Draft of Paper Comparing Similarities Between Newspaper and Magazine Article-Covering Same Event--


Soup McGee...(...)...
draftdraftdraft
30 October 2011
Comparing Similarities in Tone Selected by Editors Between Two Articles Failing to Mention the Illegal Arrests That Sparked National Fury(with many omitted facts in the interest of completing the story)

My interest in Occupy was piqued by the numerous Free Speech Actions taking place across the country, given the scope and variety of pain suffered by most everyone not owner of a Fortune 400 company since the terror-attacks of 9/11. A simple Google search turned up the General Assembly of Freedom (Zucotti) Park Statement of Principles, none of which include turning “crosshairs at corporate America” (Handley). While many people are beginning to direct their anger toward the one percent who in fact own most wealth, generations of class warfare, by the design of the one percent, has the two halves of the middle class arguing over which half of the middle class uses more of the scarce resources in the sty. The early turning point in directing populist attention to the voices gathered nationally, voices expressing universal and ancient fears and the urgent need for redress of these many issues, was the event I chose.
A large group of Occupy protestors, while marching peacefully in New York, following what they believed were lawful orders showed the NYPD as acting on behalf of the %1 and not as the first line of defense for the rights of all people. The police department directed more than 700 law-abiding protestors onto the Brooklyn Bridge- only to then give conflicting orders, both to continue and to disperse (on a bridge!)- the result of which was the protesters kenneled with orange netting and arrested for following that “orders.” I describe this event as “Illegal Mass Arrests that took place on the Brooklyn Bridge, drawing attention to Occupy and its message of inclusion and the reaction of the public to that police aggression.” It is my belief that such an egregious display of military tactics on peaceful, unarmed civilians exercising their God-given Constitutional rights will arouse the suspicions and conscience of even those neighbors we never speak to. But where was the mass outrage? Both articles chose language to “other” Occupy and fail to mention the Illegal Arrests.
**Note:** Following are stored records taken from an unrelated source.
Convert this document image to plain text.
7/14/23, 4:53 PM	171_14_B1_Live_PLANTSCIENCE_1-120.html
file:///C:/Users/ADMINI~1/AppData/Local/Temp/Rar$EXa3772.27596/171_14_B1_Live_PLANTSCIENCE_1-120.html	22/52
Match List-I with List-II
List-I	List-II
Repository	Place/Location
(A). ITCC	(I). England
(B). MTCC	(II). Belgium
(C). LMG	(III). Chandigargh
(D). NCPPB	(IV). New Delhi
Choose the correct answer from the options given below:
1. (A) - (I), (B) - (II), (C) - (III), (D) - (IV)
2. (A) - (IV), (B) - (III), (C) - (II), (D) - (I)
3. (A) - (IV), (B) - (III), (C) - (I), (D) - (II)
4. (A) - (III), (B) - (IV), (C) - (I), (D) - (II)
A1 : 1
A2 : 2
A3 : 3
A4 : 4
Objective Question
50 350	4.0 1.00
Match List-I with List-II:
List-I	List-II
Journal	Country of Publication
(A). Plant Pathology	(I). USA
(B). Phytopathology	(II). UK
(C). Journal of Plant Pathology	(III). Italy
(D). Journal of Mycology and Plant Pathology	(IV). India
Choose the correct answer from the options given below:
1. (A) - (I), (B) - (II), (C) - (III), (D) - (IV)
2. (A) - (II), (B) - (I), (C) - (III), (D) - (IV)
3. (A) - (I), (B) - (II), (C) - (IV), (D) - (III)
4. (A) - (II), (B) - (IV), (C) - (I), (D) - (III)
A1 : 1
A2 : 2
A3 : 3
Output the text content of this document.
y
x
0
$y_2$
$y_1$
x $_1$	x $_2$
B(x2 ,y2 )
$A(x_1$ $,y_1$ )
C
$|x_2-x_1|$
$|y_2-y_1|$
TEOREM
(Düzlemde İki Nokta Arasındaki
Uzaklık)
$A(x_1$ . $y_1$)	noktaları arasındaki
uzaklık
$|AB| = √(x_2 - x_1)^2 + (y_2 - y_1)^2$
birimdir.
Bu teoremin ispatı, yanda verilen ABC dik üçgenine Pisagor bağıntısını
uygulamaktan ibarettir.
Each covers the response to the event, but avoids explaining the need for the response. Within this essay I will outline the purpose of the editorial intent as I understand it.
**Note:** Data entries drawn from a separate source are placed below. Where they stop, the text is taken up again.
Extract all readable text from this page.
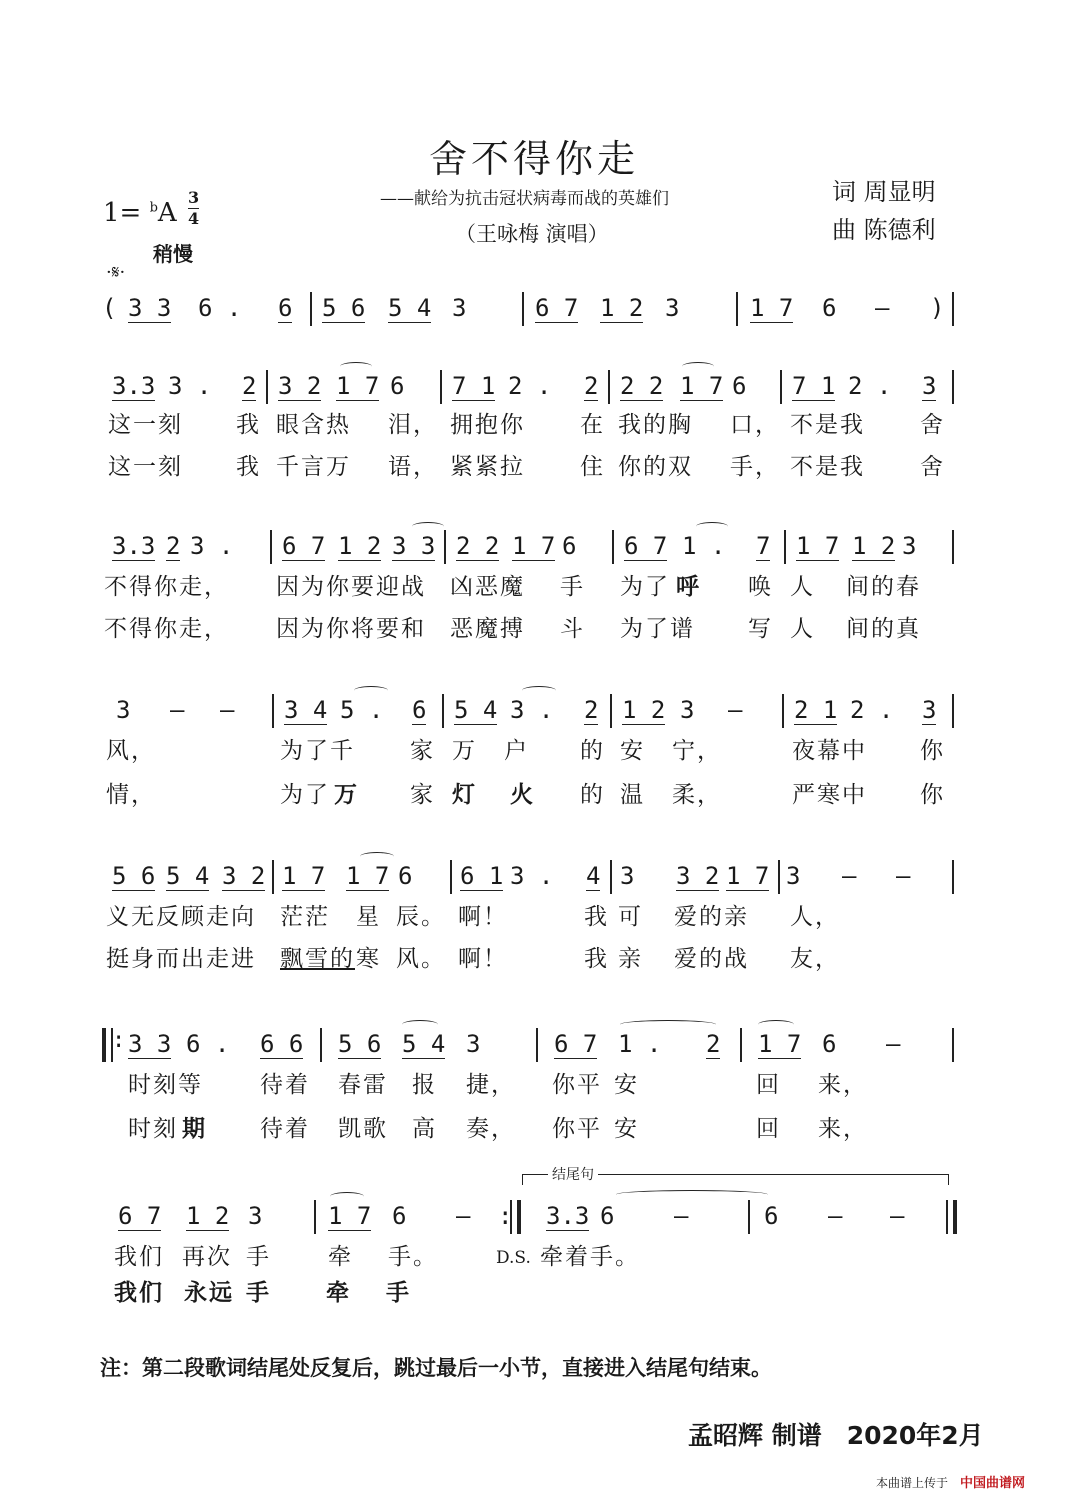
舍不得你走
——献给为抗击冠状病毒而战的英雄们
（王咏梅 演唱）
词 周显明
曲 陈德利
1= $^b$A
3
4
稍慢
·𝄋·
( 3 3 6 . 6 5 6 5 4 3	6 7 1 2 3	1 7 6 – )
3.3 3 . 2 3 2 1 7 6 7 1 2 . 2 2 2 1 7 6 7 1 2 . 3
这一刻 我 眼含热 泪， 拥抱你 在 我的胸 口， 不是我 舍
这一刻 我 千言万 语， 紧紧拉 住 你的双 手， 不是我 舍
3.3 2 3 . 6 7 1 2 3 3 2 2 1 7 6 6 7 1 . 7 1 7 1 2 3
不得你走， 因为你要迎战 凶恶魔 手 为了 呼 唤 人 间的春
不得你走， 因为你将要和 恶魔搏 斗 为了谱 写 人 间的真
3 – – 3 4 5 . 6 5 4 3 . 2 1 2 3 – 2 1 2 . 3
风，	为了千 家 万 户 的 安 宁，	夜幕中 你
情，	为了 万 家 灯 火 的 温 柔，	严寒中 你
5 6 5 4 3 2 1 7 1 7 6 6 1 3 . 4 3 3 2 1 7 3 – –
义无反顾走向 茫茫 星 辰。 啊！	我 可 爱的亲 人，
挺身而出走进 飘雪的 寒 风。 啊！	我 亲 爱的战 友，
: 3 3 6 . 6 6 5 6 5 4 3	6 7 1 . 2 1 7 6 –
时刻等 待着 春雷 报 捷， 你平 安	回 来，
时刻 期 待着 凯歌 高 奏， 你平 安	回 来，
结尾句
6 7 1 2 3	1 7 6 – : 3.3 6 –	6 – –
我们 再次 手 牵 手。	牵着手。
D.S.
我们 永远 手 牵 手
注：第二段歌词结尾处反复后，跳过最后一小节，直接进入结尾句结束。
孟昭辉 制谱　2020年2月
本曲谱上传于 中国曲谱网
Cynthia Hubert of the Sacramento Bee and Meg Handley of US News and World Report begin their articles with language designed to increase distrust of the Occupy Movement. For example, in the Bee, Occupy is described as a “national resistance movement,” the explanation of what is being resisted being “large corporations and Wall Street power” (Hubert). Painted as anti-capitalist, the scene for the Bee article is set. Not to be outdone, the USNWR starts by affirming that the movement was “initially written off,” and while this is true, there is no further discussion of who wrote Occupy off, or why. This is an editorial choice to not include certain facts, and I charge this because no journalist worth their salt turns this story in without that explanation. There indeed has been “attention” and “traction” gained from “clashes with police,” but this is a choice of words intending to have the reader believe the protestors were in need of policing, and, opposite public safety, refused lawful orders. This is not entirely true. Unions have pledged support, but when used in the context of setting up “outposts,” and in light of the general occupiers-are-anti-capitalist tone, “brethren” is code for “communist.” I take this conclusion also because of the initial focus on unions joining the movement without explaining the rationale behind the decision or any interview with the head of those unions, and the headline emphasis on the “anger of the left.”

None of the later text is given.